Back in July, Daily Dot did a piece on sex toy piracy. It barely skimmed the surface of what is actually happening. It mentioned Amazon and eBay, but didn't delve very far into things. The issue is this:
Chinese companies manufacture knockoff sex toys.
It's not a conspiracy, or me (as a reviewer and someone who stands to make an occasional buck) just trying to push you to buy through companies I work with. It's real. And for sex toy consumers, it can be a real problem.
So, here is how sex toy counterfeiting works:
Company X comes up with a great design. Maybe even something revolutionary. As they are pulling all of the means of production together, they realize "Oh, we can get this manufactured in China for substantially less than we can elsewhere." Then, they do just that. Profit is king, after all. They set up stringent standards for what they want out of certain toys, order thousands of units and a production run happens.

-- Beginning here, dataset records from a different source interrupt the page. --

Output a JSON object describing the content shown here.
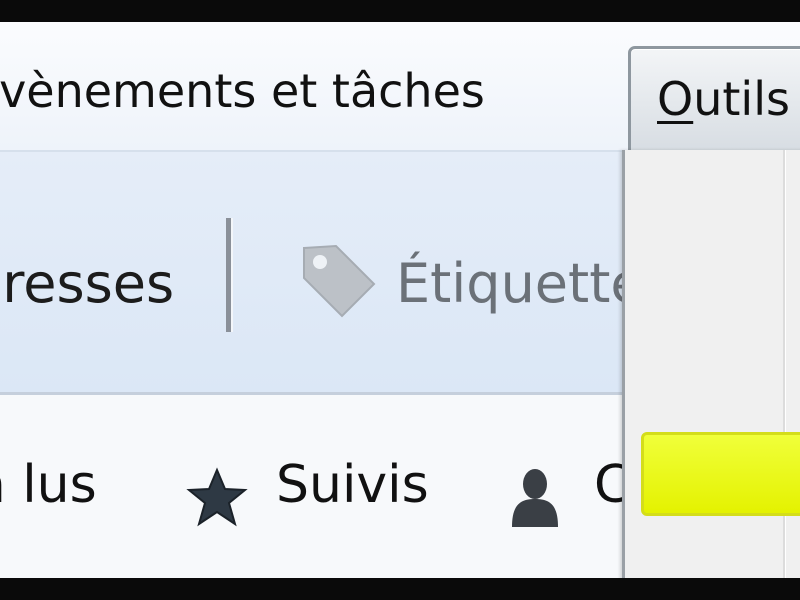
{
  "menubar": {
    "events_tasks": {
      "label": "Évènements et tâches",
      "accel": "É"
    },
    "tools": {
      "label": "Outils",
      "accel": "O"
    }
  },
  "toolbar": {
    "addresses_label": "Adresses",
    "tags_label": "Étiquettes",
    "icons": {
      "tags": "tag-icon"
    }
  },
  "filterbar": {
    "unread_label": "Non lus",
    "watched_label": "Suivis",
    "contacts_label": "Contacts",
    "icons": {
      "watched": "star-icon",
      "contacts": "person-icon"
    }
  },
  "dropdown": {
    "highlight_color": "#f0ff3a"
  },
  "colors": {
    "menubar_bg": "#eef3fa",
    "toolbar_bg": "#dbe7f6",
    "filterbar_bg": "#f7f9fb",
    "highlight": "#f0ff3a"
  }
}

All good here. It's the way the world works. It's when these factories aren't making the real McCoy, or when a design is updated that counterfeiting comes into play. So, Company X got its run of 3,000 units. All were up to specification minus a few bad motors, shoddy circuits, or flawed shells/cases. Then, Factory Y? Factory Y already has the molds, the plans ... everything. Sub in the cheapest materials that fit the design, and produce 10,000 of any particular item. Then, it's just a matter of selling HUGE quantities of knockoff toys to shady distribution companies and letting them move individual units.
Or
Factory Y sells the outdated plans and molds to Factory Z, and tells Company X that all the required stuff for the old model was destroyed as requested. Then, Factory Z does its own production runs with sub-par materials.